Samedi 19 décembre 2015

Sarah nous demande "l'estimation d'un tableau de Reynolds : L'âge de l'innocence." Aymeric Rouillac, commissaire-priseur, lui répond.

Le tableau dont notre lectrice nous envoie la photo est l'une des plus célèbre peinture du Royaume-Uni. Il s'agit de la "Joconde" du portrait d'enfant, conservée depuis le milieu duXIXe siècle dans un musée londonien, National gallery puis Tate museum. Il représente une adorable petite fille de trois ans, en robe blanche, agenouillée avec ses mains sur le cœur et les pieds nus au milieu de la nature. Un bandeau avec un joli noeud orne ses cheveux, alors que son doux visage laiteux, plein de confiance, se détache sur un ciel bleu qu'assombrissent seulement quelques nuages typiquement anglais. J'ai l'impression d'y reconnaître l'une de mes petites filleules Blanche ou Aliénor.

Mais peu importe l'identité du modèle. S'agit-il de la nièce de l'artiste comme on a pu le penser ? D'une jeune et illustre inconnue ? De l'ancêtre de Lady Diana ? Peu importe, car seule la douceur de cette enfant reste. Et cette douceur devient universelle. Présentée pour la première fois au public en 1785 lors de l'exposition de l'Académie royale à Londres, ce tableau était sobrement appelé "Petite fille". Il est maintenant connu dans le monde entier comme "L'âge de l'innocence". Par quelques traits de génie, Joshua Reynolds (1723-792) réalise un portrait avec des touches raffinées aux tons délicats dans une composition classique et équilibrée qui perce les mystères de l'enfance. Toutes les suppositions sont valables si vous cherchez à imaginer les pensées de cette fillette.
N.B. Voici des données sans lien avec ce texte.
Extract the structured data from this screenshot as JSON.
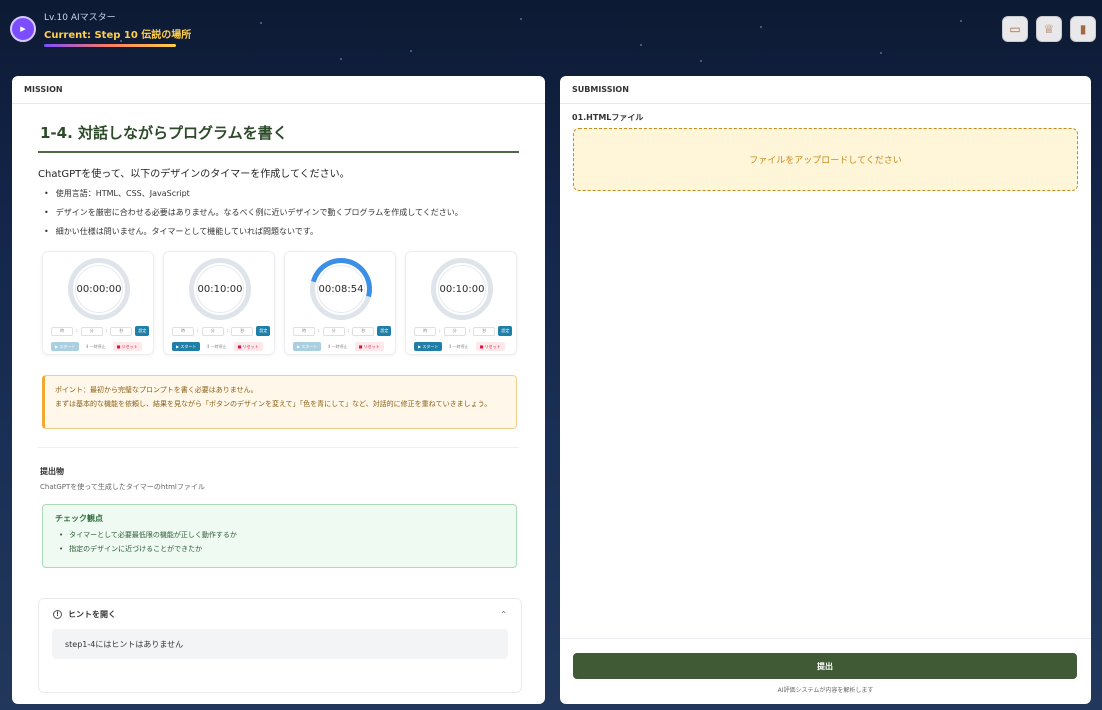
{
  "header": {
    "level": "Lv.10 AIマスター",
    "current": "Current: Step 10 伝説の場所",
    "icons": [
      "book-icon",
      "trophy-icon",
      "scroll-icon"
    ]
  },
  "mission": {
    "heading": "MISSION",
    "title": "1-4. 対話しながらプログラムを書く",
    "lead": "ChatGPTを使って、以下のデザインのタイマーを作成してください。",
    "bullets": [
      "使用言語：HTML、CSS、JavaScript",
      "デザインを厳密に合わせる必要はありません。なるべく例に近いデザインで動くプログラムを作成してください。",
      "細かい仕様は問いません。タイマーとして機能していれば問題ないです。"
    ],
    "timers": [
      {
        "time": "00:00:00",
        "progress": 0
      },
      {
        "time": "00:10:00",
        "progress": 0
      },
      {
        "time": "00:08:54",
        "progress": 0.11
      },
      {
        "time": "00:10:00",
        "progress": 0
      }
    ],
    "timer_inputs": [
      "時",
      "分",
      "秒"
    ],
    "timer_set": "設定",
    "timer_buttons": {
      "start": "▶ スタート",
      "pause": "Ⅱ 一時停止",
      "reset": "■ リセット"
    },
    "point": {
      "line1": "ポイント：最初から完璧なプロンプトを書く必要はありません。",
      "line2": "まずは基本的な機能を依頼し、結果を見ながら「ボタンのデザインを変えて」「色を青にして」など、対話的に修正を重ねていきましょう。"
    },
    "deliverable_label": "提出物",
    "deliverable_desc": "ChatGPTを使って生成したタイマーのhtmlファイル",
    "check": {
      "title": "チェック観点",
      "items": [
        "タイマーとして必要最低限の機能が正しく動作するか",
        "指定のデザインに近づけることができたか"
      ]
    },
    "hint": {
      "label": "ヒントを開く",
      "body": "step1-4にはヒントはありません"
    }
  },
  "submission": {
    "heading": "SUBMISSION",
    "file_label": "01.HTMLファイル",
    "drop_text": "ファイルをアップロードしてください",
    "submit": "提出",
    "note": "AI評価システムが内容を解析します"
  },
  "colors": {
    "accent_green": "#3f5a35",
    "timer_blue": "#3b8fe6",
    "warning": "#f0a830"
  }
}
S'émerveille t-elle face à la Création, prie t-elle pour un être cher ou pour un petit oiseau qu'elle viendrait de porter en terre ? Bien que vêtue en tenue d'été et alors que la toile a été peinte bien avant le réchauffement climatique, nous pourrions presque l'entendre fredonner la chanson de Tino Rossi : Petit papa Noël...

Ce tableau a connu un tel succès qu'il a été rapidement copié par des dizaines, que dis-je par des centaines de peintres ! 323 copies professionnelles en ont été faites rien qu'entre 1847 et 1900 ! Par sa petite taille, le cadre de notre lectrice montre qu'il s'agit le plus probablement d'une reproduction de musée, vendu généralement dans une boutique souvenir. La technique est la plus souvent la même : sur un châssis de bois entoilé, un poster est contrecollé puis badigeonné d'une couche de vernis ou de blanc d'œuf pour donner l'illusion d'un tableau original. Un joli cadre doré achève de donner le change. Les amateurs du 7e art se souviennent peut-être que c'est ainsi que Mister Bean, un autre célèbre artiste britannique, réalise une copie du très cher tableau américain représentant la mère de Whistler dans un film humoristique de la fin du XXe siècle ? Les sites d'enchères en ligne propose ce type de copie à partir de 3 euros, ce qui corresponds plus ou moins à la valeur de l'oeuvre de notre lectrice. On préfère parfois oublier ce type de contingence matérielle et délaisser les questions de valeur financière pour se plonger dans l'Innocence de l'enfance et fredonner en cœur : "n'oublie pas mes petits souliers"....!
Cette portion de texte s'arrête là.